Before AI search really took off, I remember Google’s Helpful Content Updates from 2022 onwards. Many of our clients saw big boosts to their organic search performance after each roll out. It was definitely a moment of pride for me, because it was rewarding us for what we’d already been doing anyway – consistent, authentic, high-quality, in-depth content that serves user needs. Those that hadn’t made the same level of investment or attention, didn’t see the same results.
It’s refreshing to see that I think AI search rewards brands in the same way. If you’re investing in long-term, high-quality content strategies designed to genuinely help patients and HCPs, then you’re onto a winner – especially if you’re smart with how you use content across channels and teams to maximise both your reach and ROI.

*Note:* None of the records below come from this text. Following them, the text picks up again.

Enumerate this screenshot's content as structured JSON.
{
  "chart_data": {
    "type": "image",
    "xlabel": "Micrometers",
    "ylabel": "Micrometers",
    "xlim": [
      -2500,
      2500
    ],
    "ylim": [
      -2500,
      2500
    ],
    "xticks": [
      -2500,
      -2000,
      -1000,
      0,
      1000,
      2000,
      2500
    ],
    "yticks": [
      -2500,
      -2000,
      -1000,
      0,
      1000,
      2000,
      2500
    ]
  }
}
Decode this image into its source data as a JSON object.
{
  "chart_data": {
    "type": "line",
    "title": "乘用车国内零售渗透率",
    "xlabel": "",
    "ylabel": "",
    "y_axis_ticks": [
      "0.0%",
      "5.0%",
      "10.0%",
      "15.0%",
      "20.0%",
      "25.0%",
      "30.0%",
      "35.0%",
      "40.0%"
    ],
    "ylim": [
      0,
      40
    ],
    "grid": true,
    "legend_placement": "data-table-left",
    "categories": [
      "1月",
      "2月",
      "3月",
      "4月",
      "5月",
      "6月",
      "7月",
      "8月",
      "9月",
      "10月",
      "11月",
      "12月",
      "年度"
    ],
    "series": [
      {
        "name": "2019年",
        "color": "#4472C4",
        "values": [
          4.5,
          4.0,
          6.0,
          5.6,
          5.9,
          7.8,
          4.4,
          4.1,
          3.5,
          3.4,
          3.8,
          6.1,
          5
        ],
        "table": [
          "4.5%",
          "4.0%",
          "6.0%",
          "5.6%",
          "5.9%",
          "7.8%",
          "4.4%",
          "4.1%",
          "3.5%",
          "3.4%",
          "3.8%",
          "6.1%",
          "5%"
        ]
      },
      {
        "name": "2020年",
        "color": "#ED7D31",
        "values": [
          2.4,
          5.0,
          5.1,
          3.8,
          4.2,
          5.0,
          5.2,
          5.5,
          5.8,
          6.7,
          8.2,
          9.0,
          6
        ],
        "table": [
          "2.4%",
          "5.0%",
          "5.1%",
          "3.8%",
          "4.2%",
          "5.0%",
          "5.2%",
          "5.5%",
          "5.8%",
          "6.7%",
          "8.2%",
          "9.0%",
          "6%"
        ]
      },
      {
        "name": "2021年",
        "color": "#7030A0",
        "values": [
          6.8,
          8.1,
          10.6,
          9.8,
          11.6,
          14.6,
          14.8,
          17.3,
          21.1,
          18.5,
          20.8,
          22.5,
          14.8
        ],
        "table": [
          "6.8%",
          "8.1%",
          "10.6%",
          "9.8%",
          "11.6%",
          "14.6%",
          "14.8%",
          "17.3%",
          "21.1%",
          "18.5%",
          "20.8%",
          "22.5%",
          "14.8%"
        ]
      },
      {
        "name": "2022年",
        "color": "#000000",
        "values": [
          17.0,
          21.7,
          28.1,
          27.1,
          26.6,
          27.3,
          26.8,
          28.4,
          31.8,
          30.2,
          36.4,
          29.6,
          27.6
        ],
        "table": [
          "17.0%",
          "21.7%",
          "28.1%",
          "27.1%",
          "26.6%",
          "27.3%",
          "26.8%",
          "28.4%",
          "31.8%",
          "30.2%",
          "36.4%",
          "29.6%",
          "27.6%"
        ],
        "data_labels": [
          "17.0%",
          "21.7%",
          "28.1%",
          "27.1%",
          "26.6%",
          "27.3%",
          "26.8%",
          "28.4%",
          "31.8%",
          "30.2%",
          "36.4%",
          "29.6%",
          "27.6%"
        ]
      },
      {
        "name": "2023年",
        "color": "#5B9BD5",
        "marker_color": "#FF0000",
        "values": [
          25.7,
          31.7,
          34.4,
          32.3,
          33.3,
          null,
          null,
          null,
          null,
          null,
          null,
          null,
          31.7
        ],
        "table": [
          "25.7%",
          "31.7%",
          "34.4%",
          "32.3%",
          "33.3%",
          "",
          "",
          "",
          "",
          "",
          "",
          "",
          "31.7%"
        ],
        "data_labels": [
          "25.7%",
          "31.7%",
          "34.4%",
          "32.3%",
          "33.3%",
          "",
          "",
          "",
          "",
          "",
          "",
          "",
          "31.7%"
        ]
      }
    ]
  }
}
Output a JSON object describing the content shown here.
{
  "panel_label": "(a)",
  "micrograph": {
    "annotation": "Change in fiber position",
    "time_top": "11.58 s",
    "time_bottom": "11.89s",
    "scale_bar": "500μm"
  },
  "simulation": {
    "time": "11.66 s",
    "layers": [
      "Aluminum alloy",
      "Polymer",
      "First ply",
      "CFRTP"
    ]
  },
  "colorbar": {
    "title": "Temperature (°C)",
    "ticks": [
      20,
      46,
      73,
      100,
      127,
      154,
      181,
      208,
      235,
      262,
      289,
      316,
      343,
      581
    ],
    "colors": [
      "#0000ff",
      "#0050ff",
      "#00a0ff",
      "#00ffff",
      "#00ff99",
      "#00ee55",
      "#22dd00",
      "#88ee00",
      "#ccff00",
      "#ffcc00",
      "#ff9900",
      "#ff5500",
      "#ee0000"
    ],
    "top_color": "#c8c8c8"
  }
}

6. “Trust” is a non-negotiable in healthcare. How do you ensure that “search-led” content remains human, empathetic, and patient-centric, rather than just being written for an algorithm?
In healthcare, trust operates on a number of levels.
With content, firstly, there’s trust in intent: is this content genuinely here to help me, or is it primarily serving the brand? We always start by being clear on who the content is for, what they’re trying to achieve, and whether that aligns with the brand’s objectives. If those goals don’t meaningfully align, you risk producing content that performs on paper but doesn’t deliver real value – and that erodes trust over time.
The second layer is trust in the information itself. That comes from rigorous regulatory knowledge, credible sources, thorough fact-checking and close collaboration with client stakeholders and subject matter experts. There’s no guesswork – if we can’t stand behind something with confidence, it doesn’t go in. This is something we’ve explored further in a recent webinar with PAGB and at NEXT Pharma Summit, because trust isn’t just a principle, it’s a practical discipline in how content is planned, created and governed.
7. If you could give one piece of advice to a marketer or digital lead at a global pharma firm or healthcare business, who is struggling to get their content noticed in an increasingly crowded online digital world, what would it be?
Take a step back and get really clear on what it actually takes for someone to become a “customer”, whether that’s a patient, prescriber, referrer or buyer. Too often, content strategies jump straight to outputs without mapping the real decision journey behind them.
High-intent touchpoints can be hard to reach, particularly in regulated healthcare, but they’re rarely the only route to impact. There are often earlier moments of need, uncertainty or education where brands can add genuine value and build trust over time. Break the journey into manageable goals, be deliberate about where you can realistically show up, and don’t be afraid to find a niche or creative angle. In a crowded digital world, clarity of purpose and smart prioritisation are what cut through the noise.